Caroline Chisolm's hard work and determination changed the history of female migration to Australia and ensured better conditions for families on migrant ships and offered them paid work.
Eliza Hawkins was a trailblazer, surviving a dangerous journey as the first European woman to cross the Blue Mountains to Bathurst, travelling by horse and cart.
Mary Gaunt from Ballarat dared to lead her own expeditions in West Africa and China, travelling from Peking to the edge of the Gobi desert in a mule cart and became a very popular travel writer and novelist.
Hilda Rix Nicholas fought for women painters to be taken seriously and held successful exhibitions in France and Britain, before returning to Australia to paint superb images of rural life in the Monaro.
Sister Anne Donnell was one of the first nurses to volunteer in World War One. Her letters made her famous, recounting the sufferings of Anzacs in a military hospital on Lemnos, where British administrative bungles kept the nurses and their patients short of sheets, bandages and drinking water.

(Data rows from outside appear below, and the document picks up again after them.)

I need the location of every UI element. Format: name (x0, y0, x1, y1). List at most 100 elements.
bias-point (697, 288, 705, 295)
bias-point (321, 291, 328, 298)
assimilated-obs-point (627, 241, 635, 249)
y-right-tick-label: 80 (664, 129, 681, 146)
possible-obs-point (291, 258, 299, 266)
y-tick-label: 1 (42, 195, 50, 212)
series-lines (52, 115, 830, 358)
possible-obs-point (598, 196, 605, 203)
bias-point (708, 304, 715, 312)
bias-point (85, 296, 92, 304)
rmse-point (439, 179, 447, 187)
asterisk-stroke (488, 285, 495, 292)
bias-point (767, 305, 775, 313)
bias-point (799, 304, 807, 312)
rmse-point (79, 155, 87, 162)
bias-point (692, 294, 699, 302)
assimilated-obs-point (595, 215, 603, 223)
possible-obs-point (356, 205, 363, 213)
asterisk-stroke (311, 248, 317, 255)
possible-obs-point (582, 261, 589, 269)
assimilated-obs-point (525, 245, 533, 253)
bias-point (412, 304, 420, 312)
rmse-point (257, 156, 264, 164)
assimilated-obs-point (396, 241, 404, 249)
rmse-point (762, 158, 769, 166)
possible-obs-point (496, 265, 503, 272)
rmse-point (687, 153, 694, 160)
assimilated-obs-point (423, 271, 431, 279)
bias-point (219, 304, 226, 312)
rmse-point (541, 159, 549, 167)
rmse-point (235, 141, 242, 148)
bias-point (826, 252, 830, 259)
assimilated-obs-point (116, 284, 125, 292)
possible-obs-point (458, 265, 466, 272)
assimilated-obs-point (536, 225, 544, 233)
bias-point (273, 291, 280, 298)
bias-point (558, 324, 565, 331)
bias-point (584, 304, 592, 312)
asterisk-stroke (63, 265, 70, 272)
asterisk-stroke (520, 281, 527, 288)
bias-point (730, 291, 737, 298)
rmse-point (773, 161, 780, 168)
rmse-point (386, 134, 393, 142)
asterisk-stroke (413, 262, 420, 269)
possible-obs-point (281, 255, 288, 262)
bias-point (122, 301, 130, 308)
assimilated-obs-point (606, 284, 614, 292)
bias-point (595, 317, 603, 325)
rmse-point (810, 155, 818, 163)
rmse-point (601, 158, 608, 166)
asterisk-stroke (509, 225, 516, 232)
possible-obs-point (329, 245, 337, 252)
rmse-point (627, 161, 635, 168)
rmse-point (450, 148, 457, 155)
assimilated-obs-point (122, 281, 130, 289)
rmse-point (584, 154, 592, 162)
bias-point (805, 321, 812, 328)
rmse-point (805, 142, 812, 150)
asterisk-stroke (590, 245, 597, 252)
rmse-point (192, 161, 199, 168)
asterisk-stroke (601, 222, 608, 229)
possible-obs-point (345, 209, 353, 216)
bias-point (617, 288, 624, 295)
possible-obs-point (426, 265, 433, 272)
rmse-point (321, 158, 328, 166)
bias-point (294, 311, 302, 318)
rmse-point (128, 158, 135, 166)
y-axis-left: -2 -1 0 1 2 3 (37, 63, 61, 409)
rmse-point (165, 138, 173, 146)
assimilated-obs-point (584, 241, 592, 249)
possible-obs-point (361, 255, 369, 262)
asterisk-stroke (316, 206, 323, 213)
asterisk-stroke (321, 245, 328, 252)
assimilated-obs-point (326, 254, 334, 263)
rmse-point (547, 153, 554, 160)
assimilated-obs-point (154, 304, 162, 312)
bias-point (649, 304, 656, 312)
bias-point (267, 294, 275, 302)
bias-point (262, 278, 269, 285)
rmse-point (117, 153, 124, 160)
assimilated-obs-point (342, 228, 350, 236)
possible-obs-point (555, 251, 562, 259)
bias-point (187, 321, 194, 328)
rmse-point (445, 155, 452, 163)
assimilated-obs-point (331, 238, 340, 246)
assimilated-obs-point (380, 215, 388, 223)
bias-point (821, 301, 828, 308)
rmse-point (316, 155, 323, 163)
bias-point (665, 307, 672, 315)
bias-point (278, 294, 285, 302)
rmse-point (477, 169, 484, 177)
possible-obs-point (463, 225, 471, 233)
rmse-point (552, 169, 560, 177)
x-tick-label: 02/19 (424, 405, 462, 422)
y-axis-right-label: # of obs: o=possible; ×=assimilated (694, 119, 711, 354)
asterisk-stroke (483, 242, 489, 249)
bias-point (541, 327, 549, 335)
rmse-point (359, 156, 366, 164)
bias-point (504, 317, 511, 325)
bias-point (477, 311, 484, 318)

Nell Tritton from Brisbane became personal assistant and translator to handsome Alexander Kerensky, the reformist Russian Prime Minister who was later deposed by Lenin. As Madame Kerensky she helped him escape assassins sent by Stalin. As the Nazis advanced on Paris Nell used her own money to purchase forged Spanish visas so her husband's Russian-Jewish employees and their families could escape from the invading Nazis.

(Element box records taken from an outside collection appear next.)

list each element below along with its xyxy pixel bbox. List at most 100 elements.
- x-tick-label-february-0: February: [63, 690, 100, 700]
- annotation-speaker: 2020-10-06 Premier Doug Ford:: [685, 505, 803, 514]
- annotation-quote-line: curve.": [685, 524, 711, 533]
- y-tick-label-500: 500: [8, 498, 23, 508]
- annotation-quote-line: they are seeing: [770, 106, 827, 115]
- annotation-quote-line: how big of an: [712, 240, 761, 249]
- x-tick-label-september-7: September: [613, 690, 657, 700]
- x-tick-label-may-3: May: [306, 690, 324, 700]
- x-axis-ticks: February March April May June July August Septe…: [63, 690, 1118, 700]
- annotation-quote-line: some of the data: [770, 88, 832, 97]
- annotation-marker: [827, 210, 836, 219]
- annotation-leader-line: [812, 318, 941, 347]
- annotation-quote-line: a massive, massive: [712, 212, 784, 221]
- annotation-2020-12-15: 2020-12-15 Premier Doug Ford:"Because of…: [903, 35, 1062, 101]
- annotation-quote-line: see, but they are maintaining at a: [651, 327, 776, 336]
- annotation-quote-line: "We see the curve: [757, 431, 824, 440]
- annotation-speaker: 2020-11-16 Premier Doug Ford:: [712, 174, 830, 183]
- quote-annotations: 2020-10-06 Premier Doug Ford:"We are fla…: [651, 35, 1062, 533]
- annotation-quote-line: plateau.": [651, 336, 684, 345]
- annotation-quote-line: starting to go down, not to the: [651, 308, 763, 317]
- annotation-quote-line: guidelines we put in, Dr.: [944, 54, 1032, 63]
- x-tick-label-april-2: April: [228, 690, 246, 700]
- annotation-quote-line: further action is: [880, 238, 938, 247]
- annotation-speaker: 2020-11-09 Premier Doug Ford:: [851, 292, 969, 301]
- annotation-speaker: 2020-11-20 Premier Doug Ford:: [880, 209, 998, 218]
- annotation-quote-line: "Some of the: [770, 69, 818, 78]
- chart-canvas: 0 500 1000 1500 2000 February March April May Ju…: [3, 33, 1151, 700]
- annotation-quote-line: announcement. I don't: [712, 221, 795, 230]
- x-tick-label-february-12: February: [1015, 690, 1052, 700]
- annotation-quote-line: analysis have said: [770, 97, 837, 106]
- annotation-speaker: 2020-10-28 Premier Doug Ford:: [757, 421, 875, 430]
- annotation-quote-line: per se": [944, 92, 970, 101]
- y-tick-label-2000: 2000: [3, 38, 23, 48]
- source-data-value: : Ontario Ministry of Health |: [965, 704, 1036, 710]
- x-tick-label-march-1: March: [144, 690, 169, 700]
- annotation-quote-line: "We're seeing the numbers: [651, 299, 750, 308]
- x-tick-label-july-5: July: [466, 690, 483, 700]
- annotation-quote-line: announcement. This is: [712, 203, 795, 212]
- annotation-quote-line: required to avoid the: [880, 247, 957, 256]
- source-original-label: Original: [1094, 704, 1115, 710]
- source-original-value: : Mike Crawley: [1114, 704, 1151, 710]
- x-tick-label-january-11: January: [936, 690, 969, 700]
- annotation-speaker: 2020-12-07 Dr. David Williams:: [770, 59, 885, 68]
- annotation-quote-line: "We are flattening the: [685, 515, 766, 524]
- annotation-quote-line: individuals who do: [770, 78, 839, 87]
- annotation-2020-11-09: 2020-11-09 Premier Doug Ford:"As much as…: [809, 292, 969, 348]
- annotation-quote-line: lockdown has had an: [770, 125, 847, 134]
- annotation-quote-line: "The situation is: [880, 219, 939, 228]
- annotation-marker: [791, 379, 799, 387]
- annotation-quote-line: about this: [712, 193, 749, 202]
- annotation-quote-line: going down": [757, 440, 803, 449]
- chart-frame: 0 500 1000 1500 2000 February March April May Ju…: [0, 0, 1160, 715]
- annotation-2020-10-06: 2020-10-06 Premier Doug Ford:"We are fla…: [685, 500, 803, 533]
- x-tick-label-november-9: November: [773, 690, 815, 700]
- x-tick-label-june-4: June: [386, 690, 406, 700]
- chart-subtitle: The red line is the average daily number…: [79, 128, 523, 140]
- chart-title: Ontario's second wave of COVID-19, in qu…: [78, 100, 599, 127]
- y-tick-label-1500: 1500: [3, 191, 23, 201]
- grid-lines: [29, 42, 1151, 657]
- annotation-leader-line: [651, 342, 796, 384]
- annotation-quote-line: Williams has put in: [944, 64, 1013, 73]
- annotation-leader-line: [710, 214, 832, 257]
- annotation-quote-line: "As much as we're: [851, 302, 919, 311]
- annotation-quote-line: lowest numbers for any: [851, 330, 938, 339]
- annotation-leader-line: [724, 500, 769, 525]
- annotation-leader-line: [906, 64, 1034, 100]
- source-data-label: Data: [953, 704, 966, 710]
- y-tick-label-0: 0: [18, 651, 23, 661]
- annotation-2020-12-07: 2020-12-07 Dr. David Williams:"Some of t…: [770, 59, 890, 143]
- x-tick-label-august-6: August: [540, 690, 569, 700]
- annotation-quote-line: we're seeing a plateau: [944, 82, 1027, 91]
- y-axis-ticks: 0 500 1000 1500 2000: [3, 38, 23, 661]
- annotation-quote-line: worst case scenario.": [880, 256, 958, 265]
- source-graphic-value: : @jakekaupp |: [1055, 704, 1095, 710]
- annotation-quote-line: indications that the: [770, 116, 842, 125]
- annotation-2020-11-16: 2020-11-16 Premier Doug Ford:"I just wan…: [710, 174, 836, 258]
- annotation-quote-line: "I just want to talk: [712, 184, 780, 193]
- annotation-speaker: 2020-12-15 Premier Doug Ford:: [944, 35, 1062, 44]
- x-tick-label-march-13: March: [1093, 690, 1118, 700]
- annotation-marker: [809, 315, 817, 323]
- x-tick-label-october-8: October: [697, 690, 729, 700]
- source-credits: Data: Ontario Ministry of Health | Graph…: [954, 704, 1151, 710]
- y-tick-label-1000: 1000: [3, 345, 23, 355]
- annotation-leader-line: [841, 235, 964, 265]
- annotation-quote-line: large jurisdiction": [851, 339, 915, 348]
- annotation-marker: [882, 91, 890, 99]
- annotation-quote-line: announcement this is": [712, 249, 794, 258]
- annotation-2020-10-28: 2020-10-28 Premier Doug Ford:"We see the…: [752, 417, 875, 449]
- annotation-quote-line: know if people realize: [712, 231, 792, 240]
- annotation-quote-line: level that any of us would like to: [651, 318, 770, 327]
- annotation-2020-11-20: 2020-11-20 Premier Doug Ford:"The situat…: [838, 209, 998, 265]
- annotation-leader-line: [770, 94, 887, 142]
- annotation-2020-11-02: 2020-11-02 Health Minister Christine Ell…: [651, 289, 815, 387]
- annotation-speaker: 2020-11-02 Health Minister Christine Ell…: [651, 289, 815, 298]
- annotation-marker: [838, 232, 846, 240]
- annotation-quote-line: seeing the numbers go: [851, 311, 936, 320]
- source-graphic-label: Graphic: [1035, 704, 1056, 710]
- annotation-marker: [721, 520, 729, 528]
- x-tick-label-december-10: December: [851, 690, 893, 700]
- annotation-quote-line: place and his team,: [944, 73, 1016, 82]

Louise Mack worked in Tuscany and became the world's first female war correspondent in German-occupied Belgium. She wrote a bestselling war memoir and donated her royalties to help Belgian war victims before returning to Sydney, where she married an Anzac veteran.
Margaret Ogg and Vida Goldstein were ridiculed when they dared to claim that women were intelligent enough to sit in Parliament. Enid Lyons, mother of twelve, became Australia's first Cabinet Minister, but it took another 50 years for Julia Gillard to become Australia's first female Prime Minister.
A lawyer by profession, mother and grandmother, Dame Quentin Bryce blazed a trail for women by becoming Australia's first female Governor-General. After leaving office she returned to her home state of Queensland where she now heads a programme designed to combat domestic violence.